Blake was busy now, packing a leather knapsack with medical supplies and various other items he evidently felt were important. "Then we will die together," he said with an odd sort of cheer in his voice.
"Idiocy," Avon snapped.
"Perhaps." Efficiently, Blake closed the knapsack. Then he came back and sat beside Avon again. "Tell me, Avon, that you do not really believe I would simply leave you here. I would like to know that someone in this damned galaxy thinks better of me than that."
Avon sighed. "Perhaps I only hoped that you had learned better over the past two years."
Blake smiled. "Thank you." He bent to examine Avon's arm. "I don't believe this is broken," he said, his fingers poking and probing carefully.
"So all is not lost. I can use my arms. Perhaps there is hope for us after all."
"I am filled with hope," Blake said firmly.
"But you are an idiot, remember?" Avon was quiet for a time, not objecting to the soft massage Blake was giving his sore shoulder. "You have a plan, I suppose?"
"Yes. There is a small shuttle concealed not far from here. We shall leave Gauda Prime at dawn. The patrols are quietest then."
"And after we are away from this malignancy of a planet?" Avon said.
Blake finally stopped his fussing with Avon's arm. "I have no idea. Frankly, I'm tired. The revolution will have to struggle on without me, at least for a time."
"Do you think they will allow that?"
Blake was now interested in some injury on Avon's head. He cleaned away the dried blood and studied the cut. "The Federation?"

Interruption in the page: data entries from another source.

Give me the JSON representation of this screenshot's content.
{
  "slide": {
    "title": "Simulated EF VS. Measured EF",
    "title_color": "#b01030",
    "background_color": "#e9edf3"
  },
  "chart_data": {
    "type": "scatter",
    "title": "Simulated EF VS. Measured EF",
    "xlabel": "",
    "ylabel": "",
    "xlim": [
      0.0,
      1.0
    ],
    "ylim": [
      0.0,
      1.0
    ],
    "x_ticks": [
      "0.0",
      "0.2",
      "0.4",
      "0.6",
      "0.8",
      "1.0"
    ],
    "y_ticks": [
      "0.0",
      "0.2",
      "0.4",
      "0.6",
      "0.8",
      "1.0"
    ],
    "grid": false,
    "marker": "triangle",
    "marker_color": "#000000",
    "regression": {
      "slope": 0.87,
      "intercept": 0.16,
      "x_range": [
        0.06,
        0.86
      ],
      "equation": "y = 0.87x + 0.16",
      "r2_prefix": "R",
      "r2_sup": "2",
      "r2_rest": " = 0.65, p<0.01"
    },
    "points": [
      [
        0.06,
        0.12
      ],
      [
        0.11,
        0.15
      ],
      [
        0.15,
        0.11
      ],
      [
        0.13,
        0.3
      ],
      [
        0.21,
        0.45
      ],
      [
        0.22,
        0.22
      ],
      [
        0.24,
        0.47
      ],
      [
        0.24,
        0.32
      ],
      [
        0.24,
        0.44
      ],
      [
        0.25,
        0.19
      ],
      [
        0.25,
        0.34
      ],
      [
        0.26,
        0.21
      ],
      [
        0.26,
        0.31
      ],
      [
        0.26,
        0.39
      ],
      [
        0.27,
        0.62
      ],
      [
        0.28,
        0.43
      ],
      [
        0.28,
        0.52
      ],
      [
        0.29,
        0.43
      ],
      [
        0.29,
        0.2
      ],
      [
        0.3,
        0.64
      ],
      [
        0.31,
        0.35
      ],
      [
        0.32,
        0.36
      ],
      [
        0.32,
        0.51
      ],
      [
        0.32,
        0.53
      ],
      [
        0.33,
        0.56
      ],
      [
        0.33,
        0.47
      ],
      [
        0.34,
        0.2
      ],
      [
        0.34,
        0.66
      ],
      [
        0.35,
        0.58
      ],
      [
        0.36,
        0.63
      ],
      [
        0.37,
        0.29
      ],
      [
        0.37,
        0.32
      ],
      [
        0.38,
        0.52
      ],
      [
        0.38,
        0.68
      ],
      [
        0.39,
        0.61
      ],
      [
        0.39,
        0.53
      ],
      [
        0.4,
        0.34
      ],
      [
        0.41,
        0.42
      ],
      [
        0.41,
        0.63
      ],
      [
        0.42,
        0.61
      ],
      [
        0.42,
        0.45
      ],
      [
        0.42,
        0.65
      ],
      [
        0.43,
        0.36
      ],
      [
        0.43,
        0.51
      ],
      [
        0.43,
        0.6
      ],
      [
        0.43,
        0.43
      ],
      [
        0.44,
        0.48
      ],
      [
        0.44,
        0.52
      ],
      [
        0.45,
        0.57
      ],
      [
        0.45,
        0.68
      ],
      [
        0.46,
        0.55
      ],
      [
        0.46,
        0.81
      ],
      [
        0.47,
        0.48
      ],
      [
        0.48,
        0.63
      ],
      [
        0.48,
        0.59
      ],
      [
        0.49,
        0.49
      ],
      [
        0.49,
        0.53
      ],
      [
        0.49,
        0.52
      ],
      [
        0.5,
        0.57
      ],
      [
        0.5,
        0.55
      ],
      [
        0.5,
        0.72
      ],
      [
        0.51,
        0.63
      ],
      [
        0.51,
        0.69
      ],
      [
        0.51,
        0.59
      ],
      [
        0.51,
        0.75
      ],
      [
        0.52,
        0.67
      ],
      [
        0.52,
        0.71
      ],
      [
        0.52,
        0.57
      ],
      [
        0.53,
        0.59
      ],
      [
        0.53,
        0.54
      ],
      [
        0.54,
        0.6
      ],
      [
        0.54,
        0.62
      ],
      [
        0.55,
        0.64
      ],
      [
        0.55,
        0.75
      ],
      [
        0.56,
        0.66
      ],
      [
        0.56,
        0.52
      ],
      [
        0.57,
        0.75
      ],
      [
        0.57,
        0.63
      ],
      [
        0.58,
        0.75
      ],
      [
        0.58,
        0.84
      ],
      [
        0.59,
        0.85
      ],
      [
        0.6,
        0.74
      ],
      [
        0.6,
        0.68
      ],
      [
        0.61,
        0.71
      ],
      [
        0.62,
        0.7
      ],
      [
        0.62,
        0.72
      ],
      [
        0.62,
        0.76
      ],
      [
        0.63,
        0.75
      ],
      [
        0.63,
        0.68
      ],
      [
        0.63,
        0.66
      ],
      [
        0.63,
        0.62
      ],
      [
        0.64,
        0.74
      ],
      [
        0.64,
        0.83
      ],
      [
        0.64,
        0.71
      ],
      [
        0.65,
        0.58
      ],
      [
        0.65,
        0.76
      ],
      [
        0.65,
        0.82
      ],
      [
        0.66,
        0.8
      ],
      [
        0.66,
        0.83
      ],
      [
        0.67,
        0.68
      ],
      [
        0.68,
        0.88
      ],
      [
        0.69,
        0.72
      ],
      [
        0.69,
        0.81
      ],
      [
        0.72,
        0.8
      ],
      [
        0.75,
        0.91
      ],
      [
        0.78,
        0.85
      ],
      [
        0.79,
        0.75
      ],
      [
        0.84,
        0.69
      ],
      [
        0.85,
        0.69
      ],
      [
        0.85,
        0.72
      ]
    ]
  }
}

A faint smile danced around the corners of Avon's mouth. "No. Your beloved rebels."
"I hope so." Blake gnawed his finger in the old way, as he thought. "Speaking of rebels, what happened to your crew?"
"I teleported them all down." Avon stared at nothing for a moment, then shrugged. "They have one another and, more importantly, Orac." He frowned. "I do rather regret the loss of Orac. Having it would be a distinct advantage to us."
"My shuttle would not hold them," Blake said.
"It doesn't matter. They are better off away from us. Away from me, at any rate."
Blake took a bandage from his surprising store of supplies and applied it to Avon's head. "I don't know the others, of course, but how will Vila feel about that?"
Avon gave a short, bitter laugh. "Vila will be the most pleased about being rid of me." He stared at Blake. "I recently came very close to sacrificing his life in order to save my own."
"I doubt you would have actually done it," Blake said.
"Do you?" Avon looked away. "Then perhaps I have changed more than you know. He certainly thought I would. I thought I would. None of my so-called crew would have doubted it."
Blake, mercifully, was quiet.
"I was possibly quite mad by that time," Avon offered. "Things had not gone well for a very long time." His gaze darkened. "There was my obsession, you see, and a man obsessed is never quite rational."
Blake grimaced. "For which, I assume, you blame me."
Avon, perhaps feeling somewhat merciful himself, did not respond to that.
"I think it is time for another injection," Blake said. He prepared the injection and lifted Avon's arm. "So we leave them. Your crew, I mean."
"Since there seems to be no other choice and since I truly believe they are safer on their own," Avon said, "we leave them."